We live in a world where data is king, and our computers get more powerful daily. But are we using them to their full potential?

Traditional ways of organising code and running applications are great, but they are starting to feel like old-school methods when compared to what modern technology can offer. As always, we can do much better than just splitting data and tasks! Think about it: today’s systems pack processing power, but our algorithms often struggle to leverage that potential fully.

We need to rethink how we build and run applications to unlock the awesome capabilities of modern computing.

For instance, let’s look at how traditional division of resources may use them to run different applications or workflows:

Diagram, where the Storage Cluster (on the top) has nodes with storage resources and the Computing Cluster (on the bottom) has nodes with computational resources.
The dataset goes to the Storage Cluster, while the algorithm (the application/workflow) goes to the computing cluster. There is communication between both clusters.

As we can see, all the application data would be persisted in a storage cluster (or a storage system). In this storage cluster, we would have the structures the application requires in their persistent representation (e.g., binary objects, database, etc.).

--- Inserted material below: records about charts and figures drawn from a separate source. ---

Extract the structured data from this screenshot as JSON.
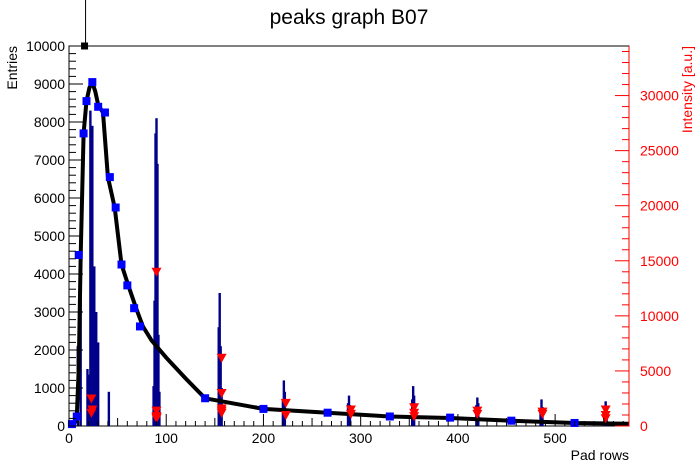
{
  "chart_data": {
    "type": "scatter",
    "title": "peaks graph B07",
    "xlabel": "Pad rows",
    "ylabel": "Entries",
    "y2label": "Intensity [a.u.]",
    "xlim": [
      0,
      576
    ],
    "ylim": [
      0,
      10000
    ],
    "y2lim": [
      0,
      34500
    ],
    "x_ticks": [
      0,
      100,
      200,
      300,
      400,
      500
    ],
    "x_tick_labels": [
      "0",
      "100",
      "200",
      "300",
      "400",
      "500"
    ],
    "y_ticks": [
      0,
      1000,
      2000,
      3000,
      4000,
      5000,
      6000,
      7000,
      8000,
      9000,
      10000
    ],
    "y_tick_labels": [
      "0",
      "1000",
      "2000",
      "3000",
      "4000",
      "5000",
      "6000",
      "7000",
      "8000",
      "9000",
      "10000"
    ],
    "y2_ticks": [
      0,
      5000,
      10000,
      15000,
      20000,
      25000,
      30000
    ],
    "y2_tick_labels": [
      "0",
      "5000",
      "10000",
      "15000",
      "20000",
      "25000",
      "30000"
    ],
    "colors": {
      "histogram": "#00008b",
      "curve": "#000000",
      "markers": "#0000ff",
      "right_axis": "#ff0000",
      "triangles": "#ff0000"
    },
    "series": [
      {
        "kind": "histogram-spikes",
        "color": "#00008b",
        "points": [
          {
            "x": 9,
            "y": 2100
          },
          {
            "x": 12,
            "y": 3800
          },
          {
            "x": 19,
            "y": 1500
          },
          {
            "x": 21,
            "y": 1350
          },
          {
            "x": 22,
            "y": 8300
          },
          {
            "x": 24,
            "y": 7900
          },
          {
            "x": 26,
            "y": 4200
          },
          {
            "x": 28,
            "y": 3000
          },
          {
            "x": 30,
            "y": 2200
          },
          {
            "x": 41,
            "y": 900
          },
          {
            "x": 87,
            "y": 1050
          },
          {
            "x": 88,
            "y": 3300
          },
          {
            "x": 89,
            "y": 7700
          },
          {
            "x": 90,
            "y": 8100
          },
          {
            "x": 91,
            "y": 6900
          },
          {
            "x": 92,
            "y": 2400
          },
          {
            "x": 93,
            "y": 900
          },
          {
            "x": 154,
            "y": 2600
          },
          {
            "x": 155,
            "y": 3500
          },
          {
            "x": 156,
            "y": 2100
          },
          {
            "x": 157,
            "y": 1000
          },
          {
            "x": 220,
            "y": 700
          },
          {
            "x": 221,
            "y": 1200
          },
          {
            "x": 222,
            "y": 900
          },
          {
            "x": 287,
            "y": 600
          },
          {
            "x": 288,
            "y": 800
          },
          {
            "x": 289,
            "y": 550
          },
          {
            "x": 353,
            "y": 700
          },
          {
            "x": 354,
            "y": 1050
          },
          {
            "x": 355,
            "y": 800
          },
          {
            "x": 419,
            "y": 550
          },
          {
            "x": 420,
            "y": 750
          },
          {
            "x": 421,
            "y": 600
          },
          {
            "x": 485,
            "y": 450
          },
          {
            "x": 486,
            "y": 700
          },
          {
            "x": 487,
            "y": 500
          },
          {
            "x": 551,
            "y": 500
          },
          {
            "x": 552,
            "y": 650
          },
          {
            "x": 553,
            "y": 450
          }
        ]
      },
      {
        "kind": "curve",
        "color": "#000000",
        "x": [
          2,
          5,
          8,
          10,
          12,
          15,
          18,
          21,
          24,
          27,
          30,
          35,
          40,
          47,
          54,
          61,
          69,
          76,
          85,
          100,
          120,
          140,
          200,
          266,
          330,
          392,
          455,
          520,
          576
        ],
        "y": [
          0,
          50,
          250,
          1500,
          4500,
          7700,
          8550,
          8900,
          9050,
          8800,
          8450,
          8250,
          6550,
          5750,
          4250,
          3700,
          3100,
          2620,
          2250,
          1800,
          1250,
          730,
          450,
          350,
          250,
          210,
          140,
          80,
          60
        ]
      },
      {
        "kind": "markers",
        "name": "squares",
        "color": "#0000ff",
        "x": [
          3,
          8,
          10,
          15,
          18,
          24,
          30,
          37,
          42,
          48,
          54,
          60,
          67,
          73,
          140,
          200,
          266,
          330,
          392,
          455,
          520
        ],
        "y": [
          50,
          250,
          4500,
          7700,
          8550,
          9050,
          8400,
          8250,
          6550,
          5750,
          4250,
          3700,
          3100,
          2620,
          730,
          450,
          350,
          250,
          220,
          140,
          80
        ]
      },
      {
        "kind": "markers",
        "name": "outlier",
        "color": "#000000",
        "x": [
          16
        ],
        "y": [
          10000
        ]
      },
      {
        "kind": "triangles",
        "axis": "right",
        "color": "#ff0000",
        "x": [
          23,
          23,
          24,
          90,
          90,
          90,
          90,
          90,
          157,
          157,
          157,
          157,
          157,
          223,
          223,
          290,
          290,
          355,
          355,
          355,
          420,
          420,
          487,
          487,
          552,
          552,
          552
        ],
        "y": [
          2500,
          1200,
          1500,
          14000,
          1400,
          800,
          700,
          900,
          6200,
          3000,
          1600,
          1200,
          1400,
          2100,
          1000,
          1500,
          1100,
          1700,
          1200,
          900,
          1400,
          1100,
          1300,
          1100,
          1500,
          1000,
          700
        ]
      }
    ]
  }
}
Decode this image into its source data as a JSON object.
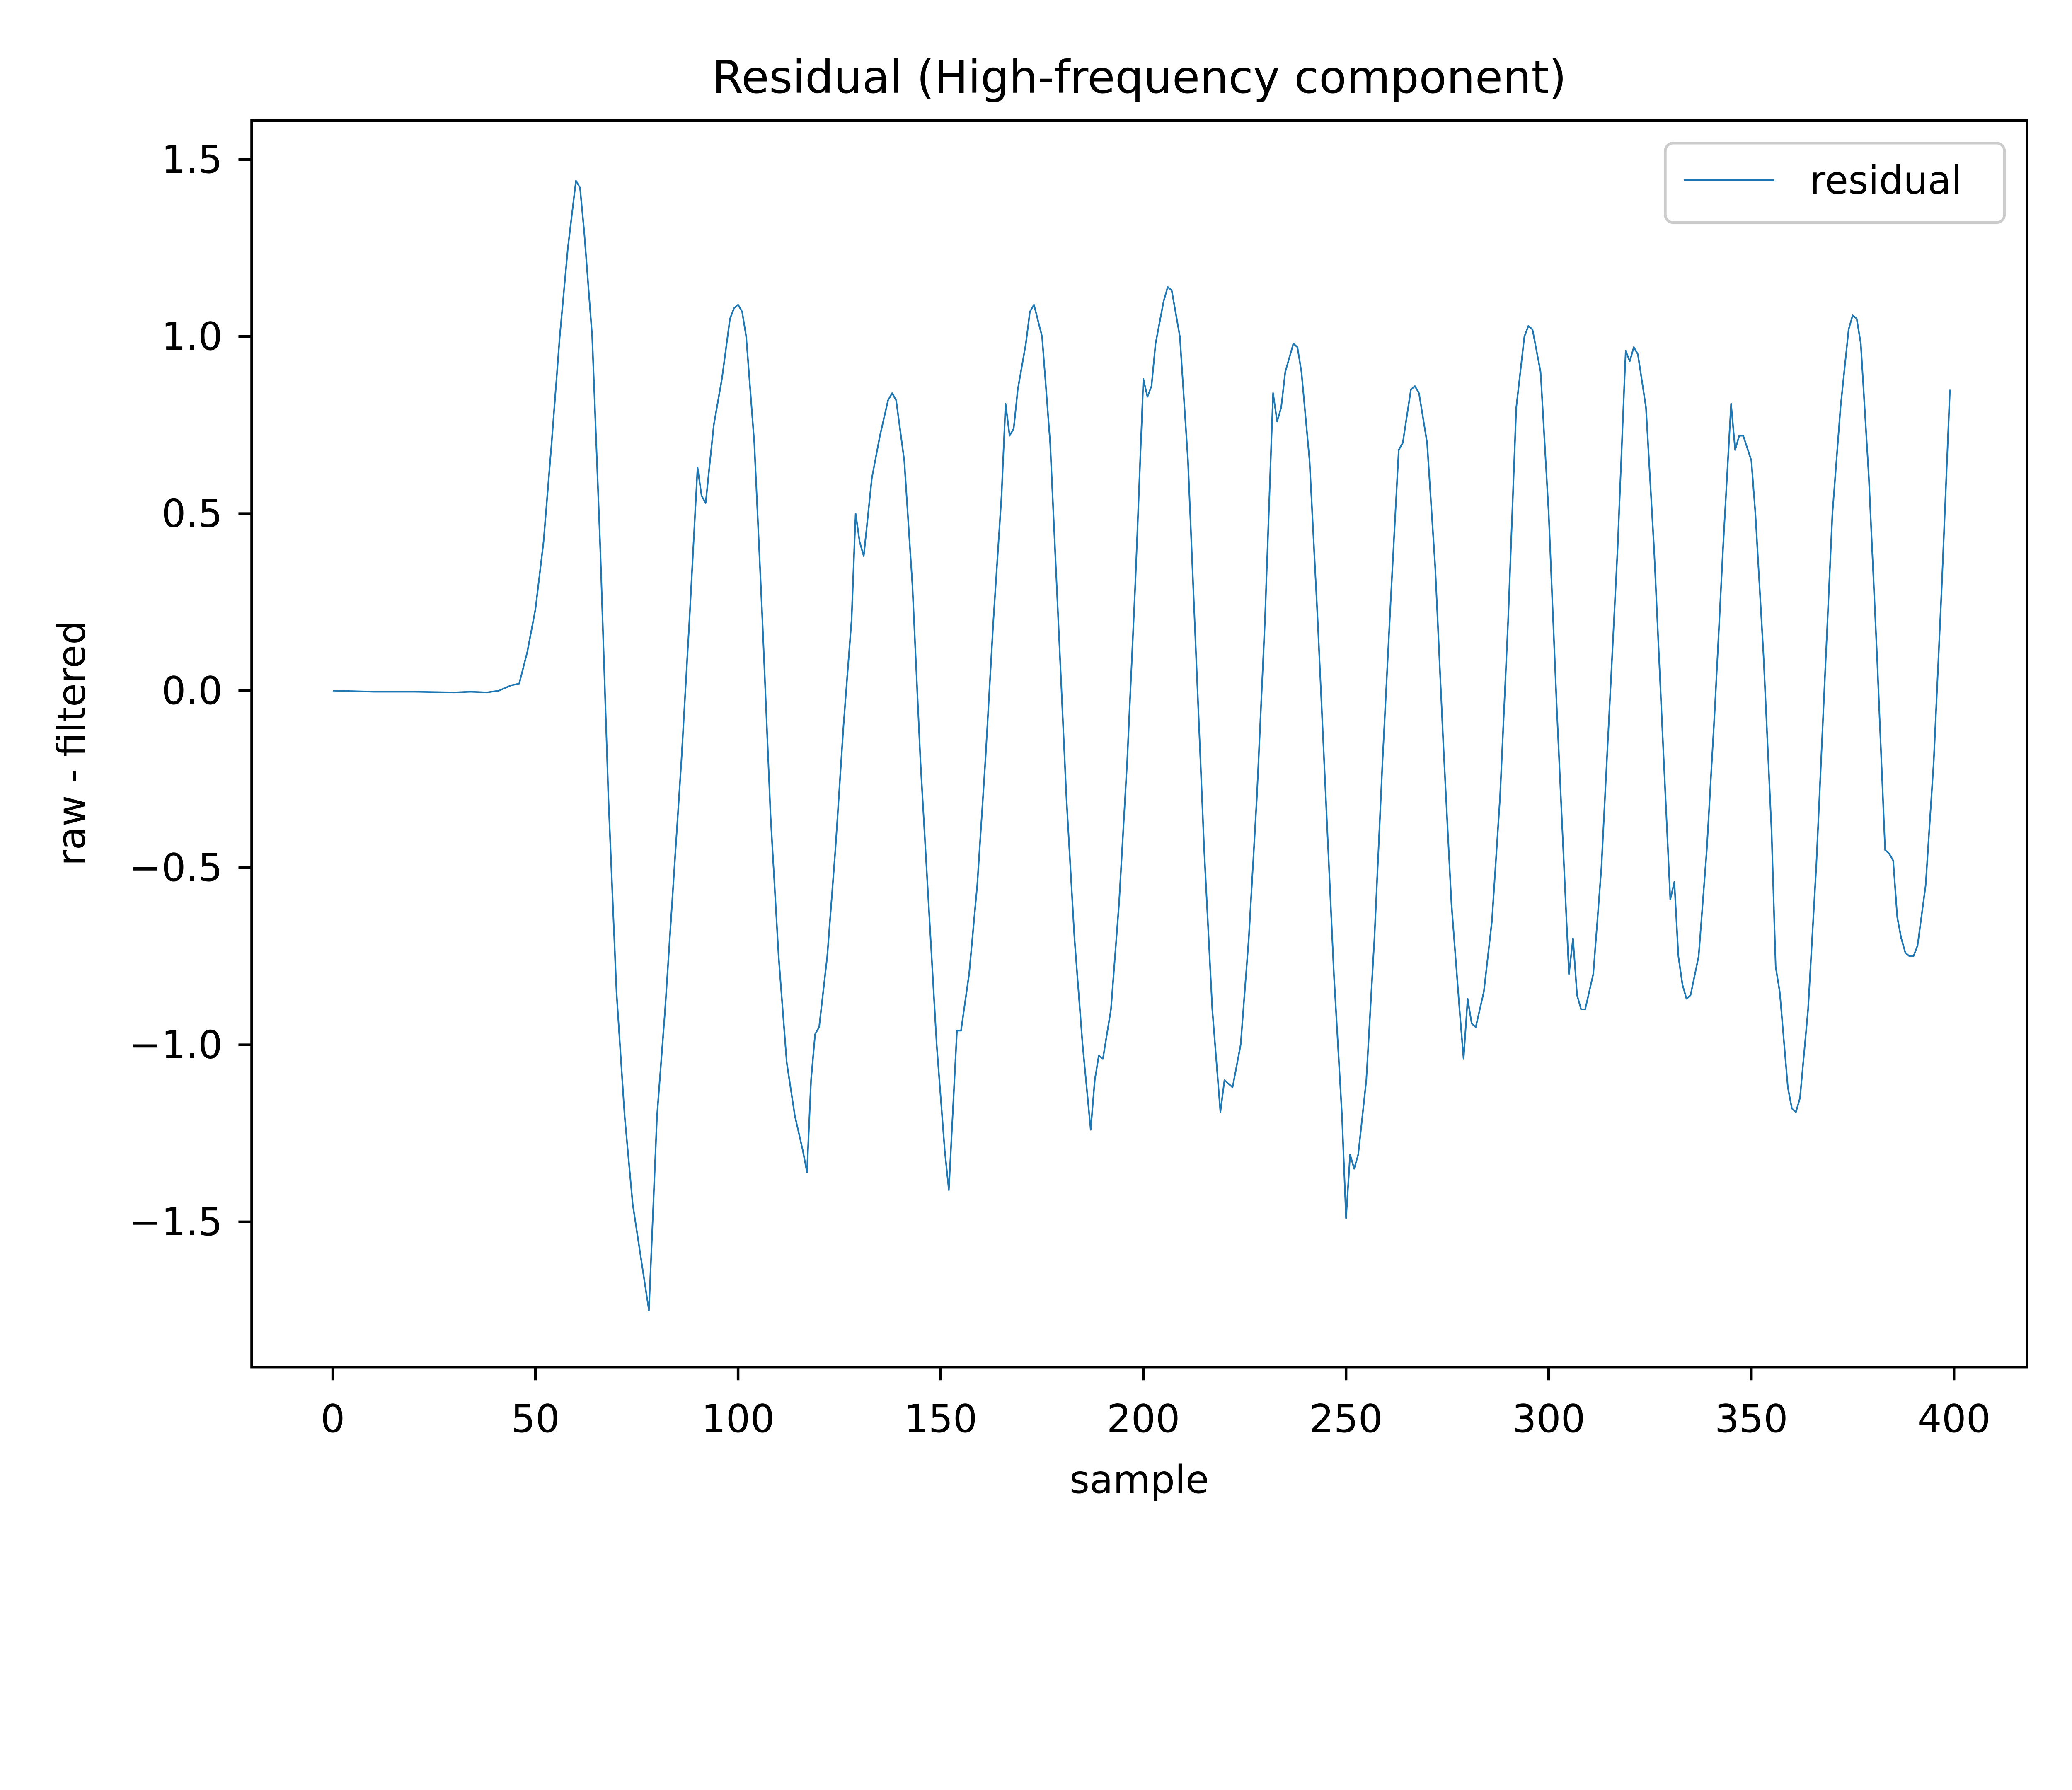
{
  "chart_data": {
    "type": "line",
    "title": "Residual (High-frequency component)",
    "xlabel": "sample",
    "ylabel": "raw - filtered",
    "xlim": [
      -20,
      418
    ],
    "ylim": [
      -1.91,
      1.61
    ],
    "x_ticks": [
      0,
      50,
      100,
      150,
      200,
      250,
      300,
      350,
      400
    ],
    "x_tick_labels": [
      "0",
      "50",
      "100",
      "150",
      "200",
      "250",
      "300",
      "350",
      "400"
    ],
    "y_ticks": [
      1.5,
      1.0,
      0.5,
      0.0,
      -0.5,
      -1.0,
      -1.5
    ],
    "y_tick_labels": [
      "1.5",
      "1.0",
      "0.5",
      "0.0",
      "−0.5",
      "−1.0",
      "−1.5"
    ],
    "grid": false,
    "legend": {
      "position": "top-right",
      "entries": [
        "residual"
      ]
    },
    "series": [
      {
        "name": "residual",
        "color": "#1f77b4",
        "points": [
          [
            0,
            0.0
          ],
          [
            10,
            -0.003
          ],
          [
            20,
            -0.003
          ],
          [
            30,
            -0.005
          ],
          [
            34,
            -0.003
          ],
          [
            38,
            -0.005
          ],
          [
            41,
            0.0
          ],
          [
            44,
            0.015
          ],
          [
            46,
            0.02
          ],
          [
            48,
            0.11
          ],
          [
            50,
            0.23
          ],
          [
            52,
            0.42
          ],
          [
            54,
            0.7
          ],
          [
            56,
            1.0
          ],
          [
            58,
            1.25
          ],
          [
            60,
            1.44
          ],
          [
            61,
            1.42
          ],
          [
            62,
            1.3
          ],
          [
            64,
            1.0
          ],
          [
            66,
            0.4
          ],
          [
            68,
            -0.3
          ],
          [
            70,
            -0.85
          ],
          [
            72,
            -1.2
          ],
          [
            74,
            -1.45
          ],
          [
            76,
            -1.6
          ],
          [
            78,
            -1.75
          ],
          [
            80,
            -1.2
          ],
          [
            82,
            -0.9
          ],
          [
            84,
            -0.55
          ],
          [
            86,
            -0.2
          ],
          [
            88,
            0.2
          ],
          [
            90,
            0.63
          ],
          [
            91,
            0.55
          ],
          [
            92,
            0.53
          ],
          [
            94,
            0.75
          ],
          [
            96,
            0.88
          ],
          [
            98,
            1.05
          ],
          [
            99,
            1.08
          ],
          [
            100,
            1.09
          ],
          [
            101,
            1.07
          ],
          [
            102,
            1.0
          ],
          [
            104,
            0.7
          ],
          [
            106,
            0.2
          ],
          [
            108,
            -0.35
          ],
          [
            110,
            -0.75
          ],
          [
            112,
            -1.05
          ],
          [
            114,
            -1.2
          ],
          [
            116,
            -1.3
          ],
          [
            117,
            -1.36
          ],
          [
            118,
            -1.1
          ],
          [
            119,
            -0.97
          ],
          [
            120,
            -0.95
          ],
          [
            122,
            -0.75
          ],
          [
            124,
            -0.45
          ],
          [
            126,
            -0.1
          ],
          [
            128,
            0.2
          ],
          [
            129,
            0.5
          ],
          [
            130,
            0.42
          ],
          [
            131,
            0.38
          ],
          [
            133,
            0.6
          ],
          [
            135,
            0.72
          ],
          [
            137,
            0.82
          ],
          [
            138,
            0.84
          ],
          [
            139,
            0.82
          ],
          [
            141,
            0.65
          ],
          [
            143,
            0.3
          ],
          [
            145,
            -0.2
          ],
          [
            147,
            -0.6
          ],
          [
            149,
            -1.0
          ],
          [
            151,
            -1.3
          ],
          [
            152,
            -1.41
          ],
          [
            154,
            -0.96
          ],
          [
            155,
            -0.96
          ],
          [
            157,
            -0.8
          ],
          [
            159,
            -0.55
          ],
          [
            161,
            -0.2
          ],
          [
            163,
            0.2
          ],
          [
            165,
            0.55
          ],
          [
            166,
            0.81
          ],
          [
            167,
            0.72
          ],
          [
            168,
            0.74
          ],
          [
            169,
            0.85
          ],
          [
            171,
            0.98
          ],
          [
            172,
            1.07
          ],
          [
            173,
            1.09
          ],
          [
            175,
            1.0
          ],
          [
            177,
            0.7
          ],
          [
            179,
            0.2
          ],
          [
            181,
            -0.3
          ],
          [
            183,
            -0.7
          ],
          [
            185,
            -1.0
          ],
          [
            187,
            -1.24
          ],
          [
            188,
            -1.1
          ],
          [
            189,
            -1.03
          ],
          [
            190,
            -1.04
          ],
          [
            192,
            -0.9
          ],
          [
            194,
            -0.6
          ],
          [
            196,
            -0.2
          ],
          [
            198,
            0.3
          ],
          [
            200,
            0.88
          ],
          [
            201,
            0.83
          ],
          [
            202,
            0.86
          ],
          [
            203,
            0.98
          ],
          [
            205,
            1.1
          ],
          [
            206,
            1.14
          ],
          [
            207,
            1.13
          ],
          [
            209,
            1.0
          ],
          [
            211,
            0.65
          ],
          [
            213,
            0.1
          ],
          [
            215,
            -0.45
          ],
          [
            217,
            -0.9
          ],
          [
            219,
            -1.19
          ],
          [
            220,
            -1.1
          ],
          [
            222,
            -1.12
          ],
          [
            224,
            -1.0
          ],
          [
            226,
            -0.7
          ],
          [
            228,
            -0.3
          ],
          [
            230,
            0.2
          ],
          [
            232,
            0.84
          ],
          [
            233,
            0.76
          ],
          [
            234,
            0.8
          ],
          [
            235,
            0.9
          ],
          [
            237,
            0.98
          ],
          [
            238,
            0.97
          ],
          [
            239,
            0.9
          ],
          [
            241,
            0.65
          ],
          [
            243,
            0.2
          ],
          [
            245,
            -0.3
          ],
          [
            247,
            -0.8
          ],
          [
            249,
            -1.2
          ],
          [
            250,
            -1.49
          ],
          [
            251,
            -1.31
          ],
          [
            252,
            -1.35
          ],
          [
            253,
            -1.31
          ],
          [
            255,
            -1.1
          ],
          [
            257,
            -0.7
          ],
          [
            259,
            -0.2
          ],
          [
            261,
            0.25
          ],
          [
            263,
            0.68
          ],
          [
            264,
            0.7
          ],
          [
            266,
            0.85
          ],
          [
            267,
            0.86
          ],
          [
            268,
            0.84
          ],
          [
            270,
            0.7
          ],
          [
            272,
            0.35
          ],
          [
            274,
            -0.15
          ],
          [
            276,
            -0.6
          ],
          [
            278,
            -0.9
          ],
          [
            279,
            -1.04
          ],
          [
            280,
            -0.87
          ],
          [
            281,
            -0.94
          ],
          [
            282,
            -0.95
          ],
          [
            284,
            -0.85
          ],
          [
            286,
            -0.65
          ],
          [
            288,
            -0.3
          ],
          [
            290,
            0.2
          ],
          [
            292,
            0.8
          ],
          [
            294,
            1.0
          ],
          [
            295,
            1.03
          ],
          [
            296,
            1.02
          ],
          [
            298,
            0.9
          ],
          [
            300,
            0.5
          ],
          [
            302,
            -0.05
          ],
          [
            304,
            -0.55
          ],
          [
            305,
            -0.8
          ],
          [
            306,
            -0.7
          ],
          [
            307,
            -0.86
          ],
          [
            308,
            -0.9
          ],
          [
            309,
            -0.9
          ],
          [
            311,
            -0.8
          ],
          [
            313,
            -0.5
          ],
          [
            315,
            -0.05
          ],
          [
            317,
            0.4
          ],
          [
            319,
            0.96
          ],
          [
            320,
            0.93
          ],
          [
            321,
            0.97
          ],
          [
            322,
            0.95
          ],
          [
            324,
            0.8
          ],
          [
            326,
            0.4
          ],
          [
            328,
            -0.1
          ],
          [
            330,
            -0.59
          ],
          [
            331,
            -0.54
          ],
          [
            332,
            -0.75
          ],
          [
            333,
            -0.83
          ],
          [
            334,
            -0.87
          ],
          [
            335,
            -0.86
          ],
          [
            337,
            -0.75
          ],
          [
            339,
            -0.45
          ],
          [
            341,
            -0.05
          ],
          [
            343,
            0.4
          ],
          [
            345,
            0.81
          ],
          [
            346,
            0.68
          ],
          [
            347,
            0.72
          ],
          [
            348,
            0.72
          ],
          [
            350,
            0.65
          ],
          [
            351,
            0.5
          ],
          [
            353,
            0.1
          ],
          [
            355,
            -0.4
          ],
          [
            356,
            -0.78
          ],
          [
            357,
            -0.85
          ],
          [
            359,
            -1.12
          ],
          [
            360,
            -1.18
          ],
          [
            361,
            -1.19
          ],
          [
            362,
            -1.15
          ],
          [
            364,
            -0.9
          ],
          [
            366,
            -0.5
          ],
          [
            368,
            0.0
          ],
          [
            370,
            0.5
          ],
          [
            372,
            0.8
          ],
          [
            374,
            1.02
          ],
          [
            375,
            1.06
          ],
          [
            376,
            1.05
          ],
          [
            377,
            0.98
          ],
          [
            379,
            0.6
          ],
          [
            381,
            0.1
          ],
          [
            383,
            -0.45
          ],
          [
            384,
            -0.46
          ],
          [
            385,
            -0.48
          ],
          [
            386,
            -0.64
          ],
          [
            387,
            -0.7
          ],
          [
            388,
            -0.74
          ],
          [
            389,
            -0.75
          ],
          [
            390,
            -0.75
          ],
          [
            391,
            -0.72
          ],
          [
            393,
            -0.55
          ],
          [
            395,
            -0.2
          ],
          [
            397,
            0.3
          ],
          [
            399,
            0.85
          ]
        ]
      }
    ]
  }
}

To run any workload, we would run that application in the computing cluster, where most computation resources are. During the execution, the application would retrieve data from the storage cluster. Some frameworks can help manage the lifecycle of all the data, and we can see the relevance of Data Management for complex workflows. Still, even while cost-effective, a storage cluster results in additional latencies and bandwidth bottlenecks. We may be being dramatic, but this configuration is dragging us down.

We propose bringing the computing and storage resources closer and letting data reside next to the computation resources that will be used. This is shown in the following Diagram:

Diagram with a single cluster with its nodes having storage and computing resources. This cluster receives both the application and its data.

When data is moved closer to computation, performance increases, and resource utilization improves. This idea is not new, but the proposed architecture allows for achieving this goal with a simple programming model and a very low entry barrier for domain experts by leveraging the integration of dataClay and COMPSs. These tools belong to the BSC software catalogue and are available as open-source projects at https://compss.bsc.es and https://dataclay.bsc.es. They have been extensively used in various use cases exploiting efficiently distributed and HPC environments. They have demonstrated to be a perfect combination for running CyclOps workloads.

The future landscape

As data continues to grow exponentially, the importance of these technologies will only increase.

By embracing parallel processing, workflow automation, advanced data management practices, and collaborative data spaces, organizations can unlock new insights, accelerate innovation, and gain a competitive edge in the ever-evolving digital world.